Every strange occurrence at Maiden Castle since he had moved in could be explained away. Even his own occasional feeling of being watched could be dismissed as his imagination, and lingering fears from when he had nearly lost his life here as a boy.

He would not be swayed by thumps in the night or shivers on the back of the neck. There was that in him that wanted to believe Serena existed, that wanted to believe there was something beyond the life he knew, but he would not cheat himself by letting that desire sway his mind from the facts.

Intuition was for others. He needed proof.

In their open carriage, passing between the hedgerows of beech and hawthorn, Beth and Rhys rode in companionable silence, the soft clopping of their horse’s hooves punctuating the birdsong and distant
baa
ing of sheep.

“I’m worried about Alex,” Beth said into the country
quiet. “Did he not look weary to you, as if he had not been sleeping well?”

“He stays up all night looking at his stars. Of course he does not sleep well.”

“And the way he stopped and stared over dessert, as if transfixed. I have never known him to behave so.”

Rhys did not answer.

“It worried you, too.”

Rhys continued staring straight ahead, and Beth could see him working on what to say. “Tell me truthfully,” he said, turning to meet her eyes, “without putting into it wishful thinking or imagination.

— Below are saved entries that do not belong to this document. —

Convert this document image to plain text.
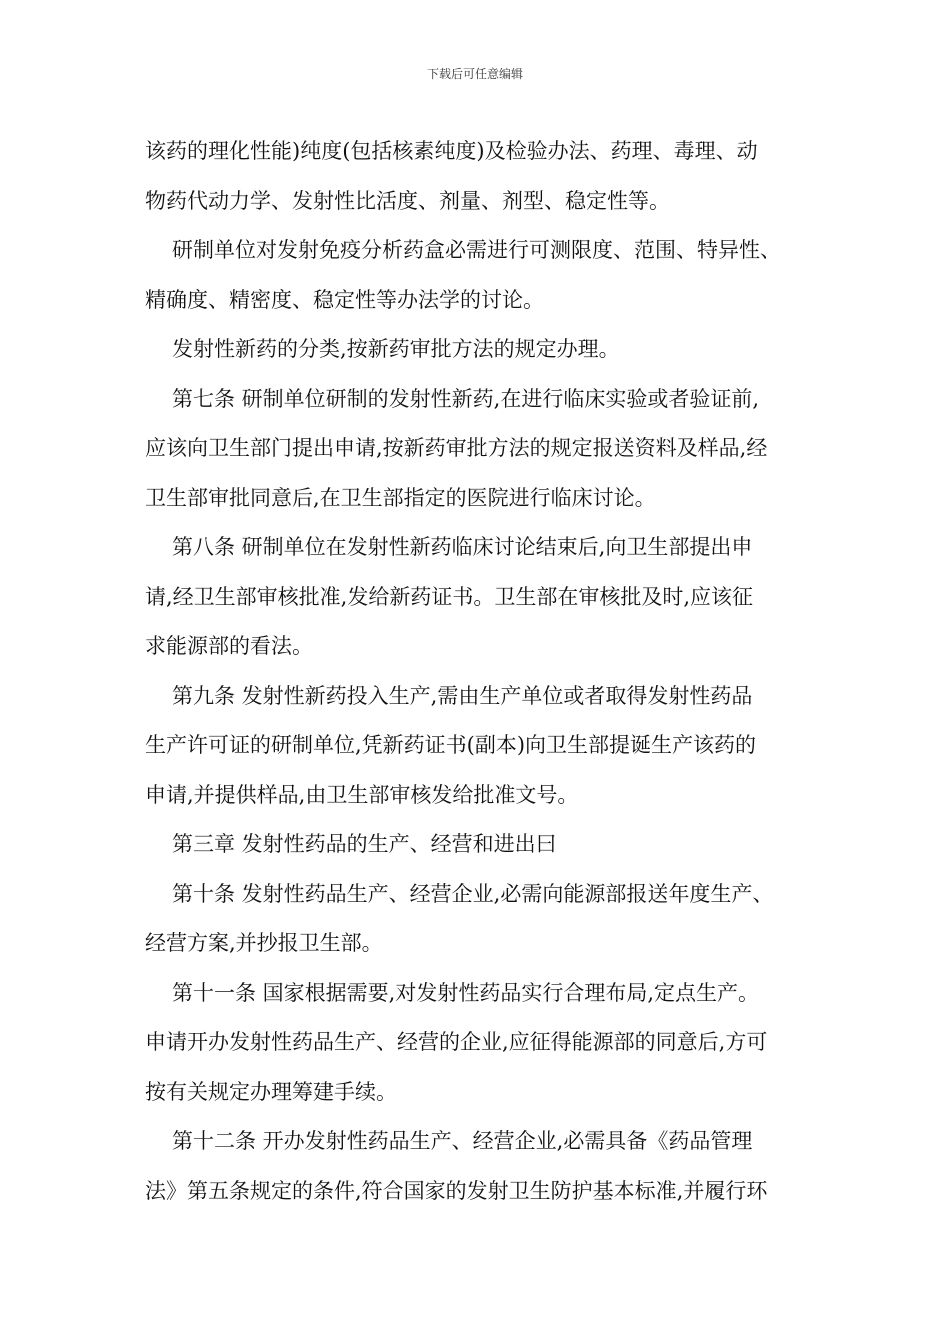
下载后可任意编辑
该药的理化性能)纯度(包括核素纯度)及检验办法、药理、毒理、动
物药代动力学、发射性比活度、剂量、剂型、稳定性等。
研制单位对发射免疫分析药盒必需进行可测限度、范围、特异性、
精确度、精密度、稳定性等办法学的讨论。
发射性新药的分类,按新药审批方法的规定办理。
第七条 研制单位研制的发射性新药,在进行临床实验或者验证前,
应该向卫生部门提出申请,按新药审批方法的规定报送资料及样品,经
卫生部审批同意后,在卫生部指定的医院进行临床讨论。
第八条 研制单位在发射性新药临床讨论结束后,向卫生部提出申
请,经卫生部审核批准,发给新药证书。卫生部在审核批及时,应该征
求能源部的看法。
第九条 发射性新药投入生产,需由生产单位或者取得发射性药品
生产许可证的研制单位,凭新药证书(副本)向卫生部提诞生产该药的
申请,并提供样品,由卫生部审核发给批准文号。
第三章 发射性药品的生产、经营和进出曰
第十条 发射性药品生产、经营企业,必需向能源部报送年度生产、
经营方案,并抄报卫生部。
第十一条 国家根据需要,对发射性药品实行合理布局,定点生产。
申请开办发射性药品生产、经营的企业,应征得能源部的同意后,方可
按有关规定办理筹建手续。
第十二条 开办发射性药品生产、经营企业,必需具备《药品管理
法》第五条规定的条件,符合国家的发射卫生防护基本标准,并履行环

What was it you felt at the table? Was it a loose pin, or did something touch you?”

Beth touched her hair and the head of the pin, recreating the sensation. “It felt just like this,” she said, “like I am touching my hair now. You will have to make of it what you will, darling. I can tell you no more.”

Rhys sighed. “It would be just like Alex to get himself haunted. He never could live life the usual way.”

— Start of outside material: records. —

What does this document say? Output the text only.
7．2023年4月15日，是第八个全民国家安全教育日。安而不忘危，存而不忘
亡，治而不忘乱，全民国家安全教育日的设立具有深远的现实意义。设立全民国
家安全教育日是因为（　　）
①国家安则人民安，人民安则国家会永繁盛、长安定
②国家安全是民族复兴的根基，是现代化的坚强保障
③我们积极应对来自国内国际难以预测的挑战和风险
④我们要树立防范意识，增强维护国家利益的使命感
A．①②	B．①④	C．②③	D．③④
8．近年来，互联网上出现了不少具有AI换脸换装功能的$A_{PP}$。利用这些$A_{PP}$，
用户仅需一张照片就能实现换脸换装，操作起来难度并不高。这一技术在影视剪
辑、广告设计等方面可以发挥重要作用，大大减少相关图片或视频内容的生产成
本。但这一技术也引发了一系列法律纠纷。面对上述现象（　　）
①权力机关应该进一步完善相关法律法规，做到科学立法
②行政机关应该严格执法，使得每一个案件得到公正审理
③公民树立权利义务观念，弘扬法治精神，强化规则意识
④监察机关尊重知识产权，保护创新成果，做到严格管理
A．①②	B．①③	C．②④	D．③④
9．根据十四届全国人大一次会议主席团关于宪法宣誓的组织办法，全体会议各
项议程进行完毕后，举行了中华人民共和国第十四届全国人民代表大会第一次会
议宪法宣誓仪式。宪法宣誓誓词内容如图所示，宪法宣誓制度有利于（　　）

“I wonder what Sophie would make of this?” Beth mused aloud.

“For God’s sake, don’t tell her! The last thing Alex would want would be to have his little sister coming to stay, sprinkling holy water about the place and holding conversations with the dead.”

“I don’t understand what you have against her,” Beth said with a touch of affront. “If it hadn’t been for my friendship with Sophie, you and I would never have met.”

“She’s batty, and a bad influence on you.”

“As if I haven’t a mind of my own! And besides, she’s engaged to a vicar.”

“That does nothing to reassure me of her state of mind.”

“Such a typical man,” Beth said, looking skyward and shaking her head. “You have no romance.”